Otopsi dilakukan oleh dr. Arkipus Pamuttu, dibantu tiga perawat dari RS Bhayangkara Ambon. Tim forensik tiba di Namlea dan langsung menuju TKP di Desa Ilath.
Proses otopsi berjalan aman dan lancar di bawah pengawalan personel Sabhara Polres Buru yang dipimpin Kasat Sabhara, Iptu Andre Layan.
Setelah jenazah korban diangkat dari liang lahat, dr. Pamuttu dan tim langsung melakukan otopsi di dalam tenda tertutup yang dibangun di lokasi pemakaman korban.
Dengan peralatan modern, proses otopsi berlangsung kurang dari dua jam. Dimulai pukul 09.33 WIT dan selesai pukul 11.15 WIT.
Setelah otopsi selesai, imam dan penghulu masjid kembali mengkafani dan menguburkan jenazah.
Mulai dari penggalian hingga penguburan ulang, tampak sekitar 10 orang warga membantu proses tersebut.
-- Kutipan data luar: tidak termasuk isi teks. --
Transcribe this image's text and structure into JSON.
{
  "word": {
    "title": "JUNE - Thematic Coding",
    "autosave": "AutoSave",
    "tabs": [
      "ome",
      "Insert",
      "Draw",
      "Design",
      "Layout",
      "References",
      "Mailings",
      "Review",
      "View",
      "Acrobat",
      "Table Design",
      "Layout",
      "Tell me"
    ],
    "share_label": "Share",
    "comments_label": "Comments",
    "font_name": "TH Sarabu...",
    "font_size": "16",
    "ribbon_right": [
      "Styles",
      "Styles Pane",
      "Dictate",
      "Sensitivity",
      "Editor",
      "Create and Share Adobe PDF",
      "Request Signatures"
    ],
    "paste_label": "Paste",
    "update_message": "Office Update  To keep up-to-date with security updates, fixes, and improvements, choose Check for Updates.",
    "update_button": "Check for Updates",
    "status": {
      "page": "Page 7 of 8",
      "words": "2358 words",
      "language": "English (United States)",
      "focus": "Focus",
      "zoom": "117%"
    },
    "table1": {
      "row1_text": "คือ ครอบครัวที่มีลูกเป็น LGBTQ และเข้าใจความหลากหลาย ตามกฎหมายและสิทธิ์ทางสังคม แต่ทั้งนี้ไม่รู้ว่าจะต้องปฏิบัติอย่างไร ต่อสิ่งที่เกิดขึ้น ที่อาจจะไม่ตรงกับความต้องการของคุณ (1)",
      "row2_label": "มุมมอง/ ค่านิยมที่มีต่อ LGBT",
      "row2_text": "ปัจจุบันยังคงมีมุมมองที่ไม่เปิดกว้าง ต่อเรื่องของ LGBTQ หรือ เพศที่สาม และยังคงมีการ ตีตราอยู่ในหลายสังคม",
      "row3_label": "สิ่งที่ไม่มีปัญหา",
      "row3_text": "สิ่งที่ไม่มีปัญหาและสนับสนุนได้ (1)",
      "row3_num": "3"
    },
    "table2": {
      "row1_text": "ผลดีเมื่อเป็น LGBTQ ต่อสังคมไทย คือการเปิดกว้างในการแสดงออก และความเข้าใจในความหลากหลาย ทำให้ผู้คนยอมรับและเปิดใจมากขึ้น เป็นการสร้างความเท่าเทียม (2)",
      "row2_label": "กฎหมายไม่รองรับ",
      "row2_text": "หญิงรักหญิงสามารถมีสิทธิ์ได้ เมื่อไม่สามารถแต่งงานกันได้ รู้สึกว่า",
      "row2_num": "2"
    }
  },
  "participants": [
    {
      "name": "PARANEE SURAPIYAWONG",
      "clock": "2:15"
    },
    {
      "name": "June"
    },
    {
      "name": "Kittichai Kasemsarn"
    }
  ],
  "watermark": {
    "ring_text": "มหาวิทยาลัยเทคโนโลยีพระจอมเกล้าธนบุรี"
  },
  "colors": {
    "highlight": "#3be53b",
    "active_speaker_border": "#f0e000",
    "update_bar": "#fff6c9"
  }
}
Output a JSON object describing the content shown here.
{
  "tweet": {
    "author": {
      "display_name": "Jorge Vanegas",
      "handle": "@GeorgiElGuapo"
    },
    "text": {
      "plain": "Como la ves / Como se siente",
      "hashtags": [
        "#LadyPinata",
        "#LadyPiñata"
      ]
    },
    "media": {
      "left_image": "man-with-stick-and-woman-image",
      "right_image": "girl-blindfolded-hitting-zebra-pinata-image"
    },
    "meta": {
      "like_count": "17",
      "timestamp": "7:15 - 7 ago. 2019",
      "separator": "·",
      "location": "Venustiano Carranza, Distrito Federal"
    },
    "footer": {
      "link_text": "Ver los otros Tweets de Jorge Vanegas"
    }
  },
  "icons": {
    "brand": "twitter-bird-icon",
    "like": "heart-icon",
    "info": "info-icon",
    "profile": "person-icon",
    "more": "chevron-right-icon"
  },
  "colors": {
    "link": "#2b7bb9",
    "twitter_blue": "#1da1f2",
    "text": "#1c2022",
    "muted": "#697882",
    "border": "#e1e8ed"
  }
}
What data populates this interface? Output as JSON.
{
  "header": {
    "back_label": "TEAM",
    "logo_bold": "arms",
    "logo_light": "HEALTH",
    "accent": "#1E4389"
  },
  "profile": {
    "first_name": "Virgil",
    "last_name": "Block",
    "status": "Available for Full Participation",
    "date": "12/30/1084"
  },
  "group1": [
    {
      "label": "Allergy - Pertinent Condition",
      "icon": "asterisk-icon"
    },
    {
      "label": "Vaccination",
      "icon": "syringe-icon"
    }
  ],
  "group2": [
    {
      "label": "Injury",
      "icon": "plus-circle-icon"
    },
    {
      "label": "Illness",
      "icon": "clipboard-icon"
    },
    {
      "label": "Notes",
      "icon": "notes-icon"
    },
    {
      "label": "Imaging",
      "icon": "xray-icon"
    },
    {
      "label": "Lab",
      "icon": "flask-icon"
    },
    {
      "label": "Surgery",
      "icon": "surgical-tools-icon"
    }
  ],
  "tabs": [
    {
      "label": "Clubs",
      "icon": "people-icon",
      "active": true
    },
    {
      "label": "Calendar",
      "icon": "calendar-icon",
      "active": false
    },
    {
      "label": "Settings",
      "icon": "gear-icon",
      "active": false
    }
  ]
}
Beberapa warga, keluarga, dan teman korban hadir langsung di lokasi, termasuk Kepala Desa Seith dan perangkat desa lainnya.
Kuasa hukum keluarga korban, Eko Lapandewa dan Jaidun Samoal, turut menyaksikan langsung proses otopsi di dalam tenda.
Usai otopsi, Eko dan Jaidun menyampaikan bahwa prosedur medis ini penting untuk mengetahui secara pasti penyebab kematian Gunawan terkait peristiwa tanggal 6 Juni.
Eko menegaskan, otopsi ini dilakukan guna memperkuat penyidikan aparat kepolisian.
Sebagai kuasa hukum keluarga korban, mereka yakin hasil otopsi akan mempercepat proses penetapan tersangka oleh penyidik Reskrim Polres Buru dalam kasus dugaan pembunuhan terhadap Gunawan Tomagola.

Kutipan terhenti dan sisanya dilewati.